They are two entirely different use cases. Rust is for replacing C/C++ with a safer alternative. Go is basically for developers that never fell in love with Java or C# but need the same kind of language.
Do those usage distinctions really hold? We all know the mythology that Go was created as a replacement for C++ (the Go FAQ still lists it as being created because of the poor system language tools). Rust targets largely the same problem space. They're both compiled languages that in an idealized world could offer C levels of speed.
Go also offers a lot of high level constructs that allow you to create a web server and other solutions traditionally built in higher level platforms, but that doesn't reduce its low level functionality.
Rust can call and be called by C code without a translation layer. To me, this is a requirement for any language that is truly going to replace them. Also, Go went down the GC path which limits its applications to those where you can have unpredictable pauses and for me firmly places it in the Java/C# part of the spectrum.
I'm not attempting to advocate Go here (they're both fantastic options), but any application running on a non real-time OS can have unpredictable pauses. That's the world of preemptive multitasking. Of course this is a scale thing (Go doesn't escape those OS pauses), but Go 1.8's own pauses are in the sub-millisecond range.
C# and Java have pauses in the hundreds of millisecond range (though there are "real-time" JVMs that greatly improve this). And it's notable that Go goes to lengths to avoid generating garbage.

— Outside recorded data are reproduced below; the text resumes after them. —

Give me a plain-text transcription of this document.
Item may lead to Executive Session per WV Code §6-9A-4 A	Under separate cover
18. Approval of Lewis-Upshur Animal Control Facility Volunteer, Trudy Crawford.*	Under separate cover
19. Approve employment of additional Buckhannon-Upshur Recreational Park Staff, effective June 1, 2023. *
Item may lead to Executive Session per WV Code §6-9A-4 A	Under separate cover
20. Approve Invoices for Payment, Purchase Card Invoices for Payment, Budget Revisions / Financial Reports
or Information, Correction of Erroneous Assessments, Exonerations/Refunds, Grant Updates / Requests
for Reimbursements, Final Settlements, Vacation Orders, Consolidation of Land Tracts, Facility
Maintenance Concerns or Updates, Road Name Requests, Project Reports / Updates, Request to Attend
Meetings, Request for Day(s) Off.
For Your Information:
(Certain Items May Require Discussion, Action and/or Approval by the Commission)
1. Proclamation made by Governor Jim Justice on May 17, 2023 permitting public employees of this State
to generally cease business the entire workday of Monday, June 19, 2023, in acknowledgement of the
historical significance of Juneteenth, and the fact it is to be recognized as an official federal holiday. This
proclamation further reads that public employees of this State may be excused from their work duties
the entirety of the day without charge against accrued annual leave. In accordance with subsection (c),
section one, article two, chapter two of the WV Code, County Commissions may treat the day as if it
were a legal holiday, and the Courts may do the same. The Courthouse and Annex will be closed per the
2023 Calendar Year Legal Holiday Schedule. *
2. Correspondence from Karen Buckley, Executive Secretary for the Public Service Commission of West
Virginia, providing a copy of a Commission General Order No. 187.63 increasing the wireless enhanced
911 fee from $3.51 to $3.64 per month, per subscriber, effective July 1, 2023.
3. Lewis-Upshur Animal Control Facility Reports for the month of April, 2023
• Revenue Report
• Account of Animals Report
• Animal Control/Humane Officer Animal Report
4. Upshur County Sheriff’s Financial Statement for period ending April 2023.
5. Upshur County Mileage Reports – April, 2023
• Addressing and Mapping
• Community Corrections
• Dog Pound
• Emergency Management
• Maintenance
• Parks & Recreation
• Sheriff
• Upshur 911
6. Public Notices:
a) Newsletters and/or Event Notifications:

Go has a non-compacting GC (hugely important for integration with other native code, where I should also mention it has C-style struct layouts), and in recent iterations has pauses in the microseconds range. And that's if you're actually creating garbage, as the escape analysis (which happens at compile time, given that Go is not a VM-targeting platform) makes it extremely easy to avoid garbage at all.
Rust has escape analysis and reference counting. It really isn't so different.
Rust doesn't have escape analysis like Go (or Java, etc.), it is all done at compile time and any failures are flagged, meaning one has a stronger idea of the actual runtime behaviour of the code. Additionally, reference counting is used far less than GC pointers in languages like Go, even accounting for their escape analysis.
In terms of integration with native code, the concurrency model of Go means calling native functions has high overhead because it has to switch to a native stack (thi iss one possible motivation for why Go does syscalls directly on Linux: avoid the stack switching overhead).
Rust doesn't have escape analysis like Go (or Java, etc.), it is all done at compile time
Go makes the stack/heap decision at compile time as well. It is far closer to C++ than Java. To your other point, cgo calls indeed have a high overhead in an absolute sense, and ideally you do fatter, more meaningful calls.
I am not advocating for Go, it just seems that these discussions often pigeonhole technologies, and a common one is the strange belief that Go is just another Java/C#, and Rust is the next low level language.
I was unclear: the key bit from that first sentence is "any failures are flagged". Go does give more static control over stack vs. heap than Java, but it's still perfectly happy to implicitly promote things to the heap to make code work. This means that Go offers less control over memory (one of the things needed in a low-level language) than Rust. When, for instance, variables are being passed between threads/goroutine-equivalents, Rust will notice that things are trying to escape and tell the programmer that they need to decide how they want to handle it, rather than make the decision implicitly. (The Go approach isn't like C++ either, which also doesn't implicitly allocate, like Rust.)
There are many other aspects in which Go does not offer as much control as Rust, e.g. the former incorporates a runtime and garbage collector. This isn't disagreeing that Go offers more control than Java, but Rust (and C++) offers even more than Go.
How do you think that refutes what I said? Go absolutely makes that decision at compile time (of course it does -- Go does not have a VM). Is your point that they say that you shouldn't sweat it? Because of course you shouldn't, and ideally it is making the right choice, which most of the time is the stack.